Balles intelligentes
Toucher une cible stationnaire avec une arme à feu est assez simple, mais sur un champ de bataille imprévisible et en évolution rapide, le défi devient bien plus grand. En 2008, le programme EXACTO a été lancé par l’agence américaine de recherche sur l’armement DARPA, dans le but de développer un système de fusil de sniper intelligent « tirer et oublier » intégrant un projectile intelligent guidé.
La balle est conçue pour modifier sa trajectoire en plein vol, se dirigeant vers sa cible désignée, quel que soit l’endroit où elle se déplace. Des chercheurs de l’Université de Floride à Gainesville, en Floride, aux États-Unis, ont déjà produit un prototype, soutenu par un financement de Lockheed Martin.

La cape Barracuda de SAAB rend les soldats et leur équipement pratiquement invisibles (Image : SAAB)
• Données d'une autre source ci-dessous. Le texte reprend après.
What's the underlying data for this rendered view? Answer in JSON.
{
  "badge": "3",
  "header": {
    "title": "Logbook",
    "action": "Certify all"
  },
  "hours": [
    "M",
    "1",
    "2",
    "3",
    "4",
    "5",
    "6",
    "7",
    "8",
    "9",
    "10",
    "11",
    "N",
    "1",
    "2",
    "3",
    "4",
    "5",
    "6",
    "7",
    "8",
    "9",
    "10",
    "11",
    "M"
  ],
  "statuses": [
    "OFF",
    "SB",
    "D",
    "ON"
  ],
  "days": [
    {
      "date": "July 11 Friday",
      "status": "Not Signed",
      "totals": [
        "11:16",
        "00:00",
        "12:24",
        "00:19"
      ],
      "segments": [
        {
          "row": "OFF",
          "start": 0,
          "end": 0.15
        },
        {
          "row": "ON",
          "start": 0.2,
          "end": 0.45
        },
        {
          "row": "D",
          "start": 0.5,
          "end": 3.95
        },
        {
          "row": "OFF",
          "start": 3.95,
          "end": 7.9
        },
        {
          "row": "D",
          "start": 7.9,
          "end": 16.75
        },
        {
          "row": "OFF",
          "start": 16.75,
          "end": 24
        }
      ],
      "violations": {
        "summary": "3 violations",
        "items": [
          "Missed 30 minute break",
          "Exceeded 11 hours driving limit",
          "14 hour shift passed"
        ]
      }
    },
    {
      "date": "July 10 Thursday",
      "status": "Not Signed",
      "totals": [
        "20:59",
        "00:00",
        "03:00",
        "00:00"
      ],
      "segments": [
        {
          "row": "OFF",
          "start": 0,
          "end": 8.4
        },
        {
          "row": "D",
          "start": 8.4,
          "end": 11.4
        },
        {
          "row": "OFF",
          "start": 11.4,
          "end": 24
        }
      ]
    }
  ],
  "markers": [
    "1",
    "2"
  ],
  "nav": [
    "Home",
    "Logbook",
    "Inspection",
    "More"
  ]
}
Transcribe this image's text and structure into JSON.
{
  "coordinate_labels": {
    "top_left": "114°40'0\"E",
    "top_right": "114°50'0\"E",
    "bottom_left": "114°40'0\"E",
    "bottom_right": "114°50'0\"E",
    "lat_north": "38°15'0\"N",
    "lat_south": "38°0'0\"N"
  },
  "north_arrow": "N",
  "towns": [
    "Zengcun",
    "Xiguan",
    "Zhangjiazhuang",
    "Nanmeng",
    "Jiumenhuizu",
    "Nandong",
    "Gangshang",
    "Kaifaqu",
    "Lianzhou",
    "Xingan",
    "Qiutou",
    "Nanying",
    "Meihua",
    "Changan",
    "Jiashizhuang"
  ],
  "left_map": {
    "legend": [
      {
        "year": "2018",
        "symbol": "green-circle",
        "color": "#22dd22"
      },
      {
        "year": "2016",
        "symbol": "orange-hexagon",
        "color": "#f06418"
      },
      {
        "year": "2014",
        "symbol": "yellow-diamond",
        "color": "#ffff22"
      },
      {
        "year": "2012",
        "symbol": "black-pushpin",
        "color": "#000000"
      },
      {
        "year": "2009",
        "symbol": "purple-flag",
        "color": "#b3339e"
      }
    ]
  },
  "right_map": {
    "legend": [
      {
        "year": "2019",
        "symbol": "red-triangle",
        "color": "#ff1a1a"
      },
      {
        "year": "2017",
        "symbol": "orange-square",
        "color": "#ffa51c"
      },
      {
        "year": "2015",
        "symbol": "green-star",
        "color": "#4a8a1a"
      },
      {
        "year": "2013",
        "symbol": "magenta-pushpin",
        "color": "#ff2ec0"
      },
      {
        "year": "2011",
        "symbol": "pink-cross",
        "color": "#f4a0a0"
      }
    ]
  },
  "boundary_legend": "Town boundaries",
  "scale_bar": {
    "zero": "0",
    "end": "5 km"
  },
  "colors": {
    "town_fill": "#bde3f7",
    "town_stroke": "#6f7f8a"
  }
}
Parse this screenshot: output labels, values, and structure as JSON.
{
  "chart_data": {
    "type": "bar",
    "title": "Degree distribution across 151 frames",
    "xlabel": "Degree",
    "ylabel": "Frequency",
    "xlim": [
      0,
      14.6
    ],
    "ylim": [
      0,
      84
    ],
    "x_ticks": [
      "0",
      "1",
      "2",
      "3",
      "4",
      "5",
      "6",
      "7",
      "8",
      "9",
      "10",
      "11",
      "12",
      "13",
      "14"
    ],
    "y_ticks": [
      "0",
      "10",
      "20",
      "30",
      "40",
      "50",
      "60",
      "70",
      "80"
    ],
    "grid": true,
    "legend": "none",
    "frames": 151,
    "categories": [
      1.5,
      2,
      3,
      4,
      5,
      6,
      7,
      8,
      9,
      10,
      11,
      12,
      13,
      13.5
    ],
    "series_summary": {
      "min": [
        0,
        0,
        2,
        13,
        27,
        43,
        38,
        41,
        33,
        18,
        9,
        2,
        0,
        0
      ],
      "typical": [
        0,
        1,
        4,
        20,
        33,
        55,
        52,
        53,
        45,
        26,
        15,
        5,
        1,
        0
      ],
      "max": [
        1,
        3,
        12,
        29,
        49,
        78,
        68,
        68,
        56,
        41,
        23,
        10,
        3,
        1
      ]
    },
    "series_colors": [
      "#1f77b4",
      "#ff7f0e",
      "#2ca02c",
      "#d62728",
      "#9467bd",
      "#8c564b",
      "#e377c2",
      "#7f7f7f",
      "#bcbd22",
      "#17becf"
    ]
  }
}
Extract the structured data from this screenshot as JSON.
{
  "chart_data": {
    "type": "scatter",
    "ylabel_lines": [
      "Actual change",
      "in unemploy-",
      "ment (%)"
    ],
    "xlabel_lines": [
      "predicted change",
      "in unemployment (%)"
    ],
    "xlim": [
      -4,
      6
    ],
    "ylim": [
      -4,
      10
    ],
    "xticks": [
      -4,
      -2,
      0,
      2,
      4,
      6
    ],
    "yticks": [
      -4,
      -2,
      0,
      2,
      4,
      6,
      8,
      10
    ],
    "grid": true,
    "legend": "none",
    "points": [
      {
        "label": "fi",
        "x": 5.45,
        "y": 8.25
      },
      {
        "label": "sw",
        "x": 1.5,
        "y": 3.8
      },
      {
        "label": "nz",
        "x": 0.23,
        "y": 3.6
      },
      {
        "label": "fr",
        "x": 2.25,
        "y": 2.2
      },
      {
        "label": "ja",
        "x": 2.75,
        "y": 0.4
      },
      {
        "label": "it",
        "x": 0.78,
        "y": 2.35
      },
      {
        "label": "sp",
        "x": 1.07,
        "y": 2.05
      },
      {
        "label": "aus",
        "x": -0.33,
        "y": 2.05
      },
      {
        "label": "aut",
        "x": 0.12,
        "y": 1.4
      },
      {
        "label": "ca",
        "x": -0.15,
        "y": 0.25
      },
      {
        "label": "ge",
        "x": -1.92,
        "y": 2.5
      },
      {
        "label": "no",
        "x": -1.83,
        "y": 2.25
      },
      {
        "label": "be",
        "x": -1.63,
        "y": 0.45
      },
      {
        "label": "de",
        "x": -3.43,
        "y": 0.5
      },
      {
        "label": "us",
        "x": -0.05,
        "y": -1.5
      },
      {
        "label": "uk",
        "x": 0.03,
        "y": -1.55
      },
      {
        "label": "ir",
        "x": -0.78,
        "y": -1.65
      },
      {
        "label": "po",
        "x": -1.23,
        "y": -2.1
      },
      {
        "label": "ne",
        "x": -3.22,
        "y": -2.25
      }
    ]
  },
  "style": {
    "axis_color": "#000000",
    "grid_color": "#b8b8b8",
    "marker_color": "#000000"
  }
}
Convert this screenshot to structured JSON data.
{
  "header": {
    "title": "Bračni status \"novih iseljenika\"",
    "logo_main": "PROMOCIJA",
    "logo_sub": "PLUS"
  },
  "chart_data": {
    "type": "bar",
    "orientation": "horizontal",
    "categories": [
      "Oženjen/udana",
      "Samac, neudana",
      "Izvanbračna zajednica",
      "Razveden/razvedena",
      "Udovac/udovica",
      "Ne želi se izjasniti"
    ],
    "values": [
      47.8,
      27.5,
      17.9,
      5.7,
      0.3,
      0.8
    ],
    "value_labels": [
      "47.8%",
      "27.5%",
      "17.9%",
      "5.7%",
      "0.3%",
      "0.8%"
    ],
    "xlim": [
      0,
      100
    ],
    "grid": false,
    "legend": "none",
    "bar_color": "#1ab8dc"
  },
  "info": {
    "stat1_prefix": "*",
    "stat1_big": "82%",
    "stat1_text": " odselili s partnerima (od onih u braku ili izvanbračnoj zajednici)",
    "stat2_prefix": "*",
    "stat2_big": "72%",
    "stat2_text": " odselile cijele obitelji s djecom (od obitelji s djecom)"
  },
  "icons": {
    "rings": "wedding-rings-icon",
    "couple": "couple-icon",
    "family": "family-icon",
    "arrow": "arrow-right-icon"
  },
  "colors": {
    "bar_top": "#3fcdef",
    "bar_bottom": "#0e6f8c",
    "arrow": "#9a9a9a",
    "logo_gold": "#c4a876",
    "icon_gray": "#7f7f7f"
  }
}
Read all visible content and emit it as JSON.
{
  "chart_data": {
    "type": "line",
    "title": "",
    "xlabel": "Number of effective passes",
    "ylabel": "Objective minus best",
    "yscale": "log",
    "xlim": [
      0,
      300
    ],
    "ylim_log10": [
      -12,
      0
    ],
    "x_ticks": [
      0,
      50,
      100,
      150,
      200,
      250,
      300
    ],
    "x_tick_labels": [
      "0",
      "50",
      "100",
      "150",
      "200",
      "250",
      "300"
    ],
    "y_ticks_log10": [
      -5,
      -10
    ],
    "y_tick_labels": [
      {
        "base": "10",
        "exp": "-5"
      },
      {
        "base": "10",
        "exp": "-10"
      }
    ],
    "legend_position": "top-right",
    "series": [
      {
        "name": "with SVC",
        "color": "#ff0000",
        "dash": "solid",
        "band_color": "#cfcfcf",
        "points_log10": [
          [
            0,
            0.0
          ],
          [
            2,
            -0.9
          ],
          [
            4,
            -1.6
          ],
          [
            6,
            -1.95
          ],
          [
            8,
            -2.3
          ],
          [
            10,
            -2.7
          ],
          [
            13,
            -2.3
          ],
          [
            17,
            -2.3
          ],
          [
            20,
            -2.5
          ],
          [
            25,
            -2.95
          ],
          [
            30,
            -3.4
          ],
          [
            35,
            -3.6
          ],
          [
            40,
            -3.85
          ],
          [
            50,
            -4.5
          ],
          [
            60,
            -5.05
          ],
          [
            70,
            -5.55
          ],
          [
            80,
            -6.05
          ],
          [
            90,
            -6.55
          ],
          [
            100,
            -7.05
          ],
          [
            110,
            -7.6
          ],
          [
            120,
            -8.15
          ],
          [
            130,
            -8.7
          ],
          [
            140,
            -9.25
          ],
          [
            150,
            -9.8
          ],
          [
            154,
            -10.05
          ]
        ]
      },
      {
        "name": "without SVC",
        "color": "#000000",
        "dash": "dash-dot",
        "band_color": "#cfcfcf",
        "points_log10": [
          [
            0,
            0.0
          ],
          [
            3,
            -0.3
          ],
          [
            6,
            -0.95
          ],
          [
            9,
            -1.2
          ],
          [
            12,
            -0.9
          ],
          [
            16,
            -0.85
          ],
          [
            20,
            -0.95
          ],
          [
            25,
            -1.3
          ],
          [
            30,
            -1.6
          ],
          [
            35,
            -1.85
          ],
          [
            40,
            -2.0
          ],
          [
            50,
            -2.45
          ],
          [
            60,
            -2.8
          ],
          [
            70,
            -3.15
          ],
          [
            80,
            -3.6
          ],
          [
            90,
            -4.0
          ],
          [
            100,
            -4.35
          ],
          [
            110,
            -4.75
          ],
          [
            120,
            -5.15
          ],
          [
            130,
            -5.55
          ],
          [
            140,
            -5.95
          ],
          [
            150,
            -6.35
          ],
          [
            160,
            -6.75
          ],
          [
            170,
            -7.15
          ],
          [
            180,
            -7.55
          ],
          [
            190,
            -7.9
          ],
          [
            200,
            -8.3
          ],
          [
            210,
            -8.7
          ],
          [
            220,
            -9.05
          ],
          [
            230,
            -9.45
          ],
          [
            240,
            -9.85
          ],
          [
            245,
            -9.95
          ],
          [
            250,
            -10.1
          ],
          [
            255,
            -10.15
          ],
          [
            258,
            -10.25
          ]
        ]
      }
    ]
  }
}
Une grande partie de la technologie de base derrière la balle intelligente de la DARPA reste strictement classifiée. Cependant, il a été révélé que la cartouche EXACTO a été développée en utilisant une « technologie de visée optique » pour étendre « la portée de jour et de nuit par rapport aux systèmes de tireurs d’élite de pointe actuels ».
Les images de test de la balle EXACTO en action la montrent ajustant brusquement sa trajectoire à mesure que la cible est repositionnée. Ce qui est peut-être le plus troublant, c’est que la vidéo d’essai publiée montre à la fois des tireurs d’élite chevronnés et des novices complets tirant la balle expérimentale avec une précision identique, transformant ainsi chaque soldat sur le champ de bataille en un tireur d’élite mortel.
Combinées à la nouvelle technologie Ghjost Murmur de détection des battements cardiaques, les balles intelligentes pourraient s’avérer un couplage presque imparable. Les champs de bataille de demain pourraient bien ne plus être un endroit pour un être humain.